I’m 85, so when I started watching television, it was small and it was black and white.
There were maybe five channels.
I watched a lot of baseball—the Yankees and Dodgers—and B Westerns, movies with speeded up horse chases and guns going off and guys falling off the horses.
The baseball was elegant. In black and white, there was a certain distance from the action. It was real, but you weren’t clobbered on the head with blue and red and yellow and green. It was as if you were watching a black and white film that was Live, in the moment. The plot wasn’t decided. It was unfolding. A minor miracle.
Howdy Doody was the big show for kids. And there was a studio audience of kids. But I wasn’t impressed. The presence of kids on the screen wasn’t a pull for me. I wasn’t automatically happy to see kids my own age on television. (Much later, I was mystified when I realized lots of kids were delighted to see “themselves” on sit-coms about families. Something had changed without me knowing it. A new generation of kids suddenly wanted a mirror. What was that all about? I wanted to grow up. All the kids I knew wanted to. But these new kids wanted to look at their own reflections. And of course, those reflections were distorted and reduced. It was as if the new kids needed training in how to behave. They were blank slates. How did that happen? Kids actually wanted to see “themselves” dance on dance shows. Brain damage? New chemicals in breakfast cereals? Explosive use of pesticides after WW2? And leaking in, this mystery of the blank slate was accompanied by Buying Shit. The new kiddies were all of sudden consumers. They were Making Choices. In the Marketplace. This product or that product. Crazy. Absolutely nuts. As I began to exit from watching television, the family sit-coms were coming on with a roar. When I tried to watch them, I didn’t laugh. Nothing was funny. The kids on the screen were dumb. They were reacting to little stupid situations I’d never encountered in real life, so why bother? The kids on the screen—as I realized later—were also starting to form into little GROUPS. Cliques. This was entirely new to me. Little suburban bunches. The magnets that were making this happen? Unknown. The whole process was useless as far as I was concerned.)
Maybe when I was 30, looking back on television, I saw that MARKETING PROS had been at work all along. Idiots with college degrees who were plotting the capture of demographics. These pros were front men for companies selling ever-expanding lines of crap. The pros were influencing the TV shows that were birthed for the public. Lowest common denominators were MAJOR considerations. What do the largest number of people want to watch? What will they like? What will they put up with? Eyeballs equal advertisers equal sales of products. The pros were guessing about the denominators. In the process, they were painting pictures of an American landscape. Leave It to Beaver was a piece of the landscape. Shit for brains. But with all the blank slate kids out there, looking for clues about what Reality was, it worked.
See, the blank slate was the thing. It was a fact or it had been caressed into being a fact by television.
If you—a professional only concerned with selling to blank slates—were working in television, you were working in diamond mines of consumerism.
Consumerism was the philosophy of On the Tit nursed by the pros. What you had to grasp was: there were no ideas in or behind Consumerism. THAT’S WHAT MADE IT WHAT IT WAS. As a marketing pro, you had to throw away the best part of your education. You had to see the new handwriting on the wall. Sell. To buyers. Period.
That basic transaction was the All. The rest had to be cut away and discarded.
And wasn’t politics the same? What should the mayor and the senator and the president say, in order to stay in office? The marketing pros took over that scene like the body snatchers.
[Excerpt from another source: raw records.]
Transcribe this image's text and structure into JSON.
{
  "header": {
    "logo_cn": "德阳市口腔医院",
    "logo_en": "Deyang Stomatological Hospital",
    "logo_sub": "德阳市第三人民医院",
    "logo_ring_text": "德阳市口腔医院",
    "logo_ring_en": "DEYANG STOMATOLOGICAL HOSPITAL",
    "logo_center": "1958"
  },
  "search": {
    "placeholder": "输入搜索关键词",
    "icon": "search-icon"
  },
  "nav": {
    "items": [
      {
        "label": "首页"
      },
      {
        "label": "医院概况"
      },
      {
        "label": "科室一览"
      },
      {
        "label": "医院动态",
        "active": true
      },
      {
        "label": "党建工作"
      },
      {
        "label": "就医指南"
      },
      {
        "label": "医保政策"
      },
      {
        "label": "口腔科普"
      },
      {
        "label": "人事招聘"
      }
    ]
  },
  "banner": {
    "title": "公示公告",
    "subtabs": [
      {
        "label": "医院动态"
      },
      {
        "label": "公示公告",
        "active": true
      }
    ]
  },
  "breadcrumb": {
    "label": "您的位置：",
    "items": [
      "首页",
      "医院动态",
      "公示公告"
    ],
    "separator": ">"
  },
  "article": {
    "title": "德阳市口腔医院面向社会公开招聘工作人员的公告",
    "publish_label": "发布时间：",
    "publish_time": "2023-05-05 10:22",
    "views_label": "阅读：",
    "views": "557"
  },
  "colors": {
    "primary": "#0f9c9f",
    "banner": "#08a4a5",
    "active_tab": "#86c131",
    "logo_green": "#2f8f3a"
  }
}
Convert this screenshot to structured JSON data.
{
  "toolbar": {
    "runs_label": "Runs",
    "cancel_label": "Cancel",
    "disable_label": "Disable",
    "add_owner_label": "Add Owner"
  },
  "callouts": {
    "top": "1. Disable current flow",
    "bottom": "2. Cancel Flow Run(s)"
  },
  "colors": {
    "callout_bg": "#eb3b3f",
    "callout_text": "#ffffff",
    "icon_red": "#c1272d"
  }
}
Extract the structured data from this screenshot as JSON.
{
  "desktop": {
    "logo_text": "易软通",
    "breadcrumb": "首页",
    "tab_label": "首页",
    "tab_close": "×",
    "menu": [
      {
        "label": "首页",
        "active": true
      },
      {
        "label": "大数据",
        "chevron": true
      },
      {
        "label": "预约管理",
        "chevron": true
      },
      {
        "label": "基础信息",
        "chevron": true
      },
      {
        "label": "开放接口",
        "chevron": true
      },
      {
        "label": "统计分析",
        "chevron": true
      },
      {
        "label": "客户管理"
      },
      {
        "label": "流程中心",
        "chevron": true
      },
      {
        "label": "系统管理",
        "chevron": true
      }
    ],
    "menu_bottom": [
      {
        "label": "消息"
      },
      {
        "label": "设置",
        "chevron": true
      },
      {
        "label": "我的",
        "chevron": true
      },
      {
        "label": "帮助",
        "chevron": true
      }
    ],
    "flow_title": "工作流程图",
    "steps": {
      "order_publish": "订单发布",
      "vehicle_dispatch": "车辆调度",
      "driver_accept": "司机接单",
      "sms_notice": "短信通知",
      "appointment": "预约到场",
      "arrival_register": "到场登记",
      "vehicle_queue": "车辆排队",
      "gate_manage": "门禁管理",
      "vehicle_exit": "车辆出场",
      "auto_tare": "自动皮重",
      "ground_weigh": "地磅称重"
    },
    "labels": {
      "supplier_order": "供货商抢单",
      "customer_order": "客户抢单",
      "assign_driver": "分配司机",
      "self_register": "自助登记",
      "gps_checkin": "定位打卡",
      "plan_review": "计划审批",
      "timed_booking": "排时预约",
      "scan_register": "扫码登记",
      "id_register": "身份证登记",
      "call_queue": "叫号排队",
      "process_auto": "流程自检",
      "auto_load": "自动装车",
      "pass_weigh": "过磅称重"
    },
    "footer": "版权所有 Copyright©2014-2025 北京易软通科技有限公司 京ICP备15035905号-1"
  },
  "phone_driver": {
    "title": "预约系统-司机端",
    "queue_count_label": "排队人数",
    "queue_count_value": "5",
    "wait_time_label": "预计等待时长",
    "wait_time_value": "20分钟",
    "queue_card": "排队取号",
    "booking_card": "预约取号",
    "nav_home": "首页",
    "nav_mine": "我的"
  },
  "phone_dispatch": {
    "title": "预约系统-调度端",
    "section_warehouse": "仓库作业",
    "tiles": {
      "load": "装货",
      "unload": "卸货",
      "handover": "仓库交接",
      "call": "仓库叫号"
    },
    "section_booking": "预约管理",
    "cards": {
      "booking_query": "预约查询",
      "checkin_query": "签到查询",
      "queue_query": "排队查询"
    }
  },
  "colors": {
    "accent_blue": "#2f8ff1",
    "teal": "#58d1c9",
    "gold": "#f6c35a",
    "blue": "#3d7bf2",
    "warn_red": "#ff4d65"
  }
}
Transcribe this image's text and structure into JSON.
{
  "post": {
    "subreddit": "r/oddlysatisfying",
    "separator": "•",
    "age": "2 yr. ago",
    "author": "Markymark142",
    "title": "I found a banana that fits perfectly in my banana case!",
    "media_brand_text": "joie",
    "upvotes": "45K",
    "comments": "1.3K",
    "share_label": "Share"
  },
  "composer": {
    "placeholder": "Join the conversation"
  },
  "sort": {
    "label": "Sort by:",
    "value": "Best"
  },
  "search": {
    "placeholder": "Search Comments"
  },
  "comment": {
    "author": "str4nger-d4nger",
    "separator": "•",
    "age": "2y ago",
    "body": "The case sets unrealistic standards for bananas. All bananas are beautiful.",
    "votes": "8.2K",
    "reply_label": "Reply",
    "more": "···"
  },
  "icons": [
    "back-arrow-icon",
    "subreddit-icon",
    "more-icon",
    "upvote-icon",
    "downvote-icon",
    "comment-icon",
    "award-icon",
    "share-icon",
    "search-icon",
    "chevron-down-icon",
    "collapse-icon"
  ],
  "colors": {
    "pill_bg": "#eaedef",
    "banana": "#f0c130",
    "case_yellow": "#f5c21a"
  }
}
The pros made pragmatic sense. They sliced away principle and policy as mere adjuncts.
“Sir, think of your life as happening on television. That’s the clue you have to adjust yourself to. What would you say on television and how would you say it, in order to sell yourself to the constituency?”
Lies and truth are ancient awkward categories.
They don’t work.
Marketing is the study of how to make people believe. It has always been with us, but it became the new philosophy for all the smart people.
“I have a PhD from Harvard in Political Science, and now I focus on marketing Chinese bubble machines to kids. It’s challenging work.”
The President will ask this man to come on board as a consultant to his Council of Economic Advisors.
Way back in time, television spawned this.
When men said, “We can put anything on this blank screen for blank slates.”
(Now, it’s: “Hey, Shika, you’ve got a great body and you’re a gardener. If you start making videos of yourself, naked, growing vegetables in your back yard, you know, like instruction, you can make a whole lot of cash posting the videos.”)
So where DID those first blank slate kids I came across come from?